Piers Morgan, the editor of the Daily Mirror, thought he had the perfect scoop when the images of torture from Abu Ghraib prison in Baghdad were first broadcast in America 10 days ago.
Locked within the newspaper's safe in Canary Wharf, London, was a set of pictures that purported to show two British soldiers abusing a terrified Iraqi. Their publication a week ago yesterday caused a sensation. As first General Mike Jackson, Britain's most senior soldier, and then Tony Blair condemned the apparent abuse, the tabloid's billing of a "world exclusive" seeming, for once, entirely justified.
Within 24 hours the newspaper's scoop was buried beneath an avalanche of doubts over the pictures' authenticity. The BBC led a charge of sceptics questioning almost every aspect of the stills, from the soldiers' webbing to the make of the truck in which the alleged assault of the prisoner took place.
This weekend Mr Morgan must be reflecting on a week in which he went from triumph to near disaster in a bout of extraordinary tabloid in-fighting.
The editor was given a taste of what was in store on Monday when The Sun and the Daily Express gleefully reported the doubts of "military experts" over the photographs.
"WE TOLD THE TRUTH" was his defiant riposte as the paper made a "point-by-point rebuttal" of claims that the pictures were faked.
The effort left its rivals unimpressed: "LIARS" was the considered response of the Daily Express on its front page on Tuesday, while The Sun showed its readers how easy it would have been to mock up the abuse pictures.
As investigators from the Royal Military Police arrived on the editorial floor at Canary Wharf to question the reporter who wrote the story that morning, heat was building on the editor.
There were calls for his resignation in the Commons and accusations he had needlessly placed serving soldiers at risk from a backlash prompted by the untrue story.
He said that he had "nothing to hide" and was "relaxed". "Not one new fact has emerged that exposes our story or pictures as a fake."
The editor's confidence appeared to be borne out by authoritative briefings from inside the military investigation that the pictures may be impossible to verify. In the absence of a confession from the men involved - and the newspaper refuses to reveal its sources - it is left to the sceptics to disprove the images by other means, and no definitive technical evidence has yet been advanced.
Nevertheless, Mr Morgan has subtly prepared a second line of defence should they be proved fakes.
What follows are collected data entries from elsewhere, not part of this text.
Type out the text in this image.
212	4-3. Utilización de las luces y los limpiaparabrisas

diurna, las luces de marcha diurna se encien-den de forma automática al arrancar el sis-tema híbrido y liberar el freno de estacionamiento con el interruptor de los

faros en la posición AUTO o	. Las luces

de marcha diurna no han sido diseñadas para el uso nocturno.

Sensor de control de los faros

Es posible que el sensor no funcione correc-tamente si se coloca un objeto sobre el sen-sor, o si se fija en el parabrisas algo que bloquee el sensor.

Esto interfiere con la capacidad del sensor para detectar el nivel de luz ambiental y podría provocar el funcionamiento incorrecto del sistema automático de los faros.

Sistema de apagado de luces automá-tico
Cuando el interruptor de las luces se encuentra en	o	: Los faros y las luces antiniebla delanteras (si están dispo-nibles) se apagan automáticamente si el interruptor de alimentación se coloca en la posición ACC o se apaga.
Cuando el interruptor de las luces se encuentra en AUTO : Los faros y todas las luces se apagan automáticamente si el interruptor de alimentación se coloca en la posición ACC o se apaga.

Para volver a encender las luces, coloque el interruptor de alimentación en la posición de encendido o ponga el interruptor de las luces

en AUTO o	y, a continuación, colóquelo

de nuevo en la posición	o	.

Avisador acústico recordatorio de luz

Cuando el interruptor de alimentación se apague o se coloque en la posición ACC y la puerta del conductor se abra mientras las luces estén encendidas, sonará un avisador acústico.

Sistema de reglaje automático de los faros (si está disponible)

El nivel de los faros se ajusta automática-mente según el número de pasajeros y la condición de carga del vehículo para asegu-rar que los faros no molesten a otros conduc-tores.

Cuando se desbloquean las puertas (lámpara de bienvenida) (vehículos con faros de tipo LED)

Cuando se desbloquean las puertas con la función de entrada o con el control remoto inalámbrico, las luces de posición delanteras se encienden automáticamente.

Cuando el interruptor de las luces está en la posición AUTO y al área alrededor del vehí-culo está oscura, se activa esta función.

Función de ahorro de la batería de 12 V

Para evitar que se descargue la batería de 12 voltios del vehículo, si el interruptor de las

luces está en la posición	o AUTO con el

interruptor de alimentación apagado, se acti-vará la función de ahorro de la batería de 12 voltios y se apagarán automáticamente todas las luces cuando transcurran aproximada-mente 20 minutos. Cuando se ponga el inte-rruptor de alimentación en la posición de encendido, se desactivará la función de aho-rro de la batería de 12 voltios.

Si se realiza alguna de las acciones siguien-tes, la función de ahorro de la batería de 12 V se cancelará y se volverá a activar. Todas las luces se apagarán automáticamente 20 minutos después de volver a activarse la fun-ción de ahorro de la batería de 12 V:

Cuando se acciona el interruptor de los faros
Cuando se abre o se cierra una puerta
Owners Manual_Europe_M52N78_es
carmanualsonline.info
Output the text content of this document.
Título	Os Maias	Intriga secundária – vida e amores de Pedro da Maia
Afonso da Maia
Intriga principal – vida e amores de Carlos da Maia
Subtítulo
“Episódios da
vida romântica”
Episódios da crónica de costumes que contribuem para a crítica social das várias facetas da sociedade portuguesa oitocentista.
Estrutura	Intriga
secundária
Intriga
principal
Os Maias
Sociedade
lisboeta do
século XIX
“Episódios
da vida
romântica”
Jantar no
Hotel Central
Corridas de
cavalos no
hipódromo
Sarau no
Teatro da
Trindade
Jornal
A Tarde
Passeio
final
In an interview that appeared in The Daily Telegraph, he said: "Although I absolutely understand that it's very important that the veracity of these photographs is seen to be established - ie: as an accurate record of events that happened - what I would say is that the bigger issue is the fact that we have brought to public attention the allegations of ill-treatment of detainees by British troops."
His chosen standard of veracity as "an accurate record of events" leaves open the possibility that the pictures were staged to show a prior, unrecorded, incident.
To underline the second point, that the pictures served a greater truth of abuse in Iraq, the paper printed first the testimony of a third soldier involved in beatings and then what it presented as another "trophy" picture, yesterday.
Compared with the genuinely shocking pictures from Abu Ghraib, the slightly bloodied mouth of a handcuffed Iraqi captive is tame and inconclusive as a condemnation, however.
Lieutenant Colonel Mike Glover, who served with the accused regiment, the Queen's Lancashire, told the BBC yesterday it was a "typical image" and proved "conclusively that the original set of photographs are false".
Senior officials in the Ministry of Defence said last night that the RMP investigation was likely to take weeks. Too much is at stake for the final answer to be fudged.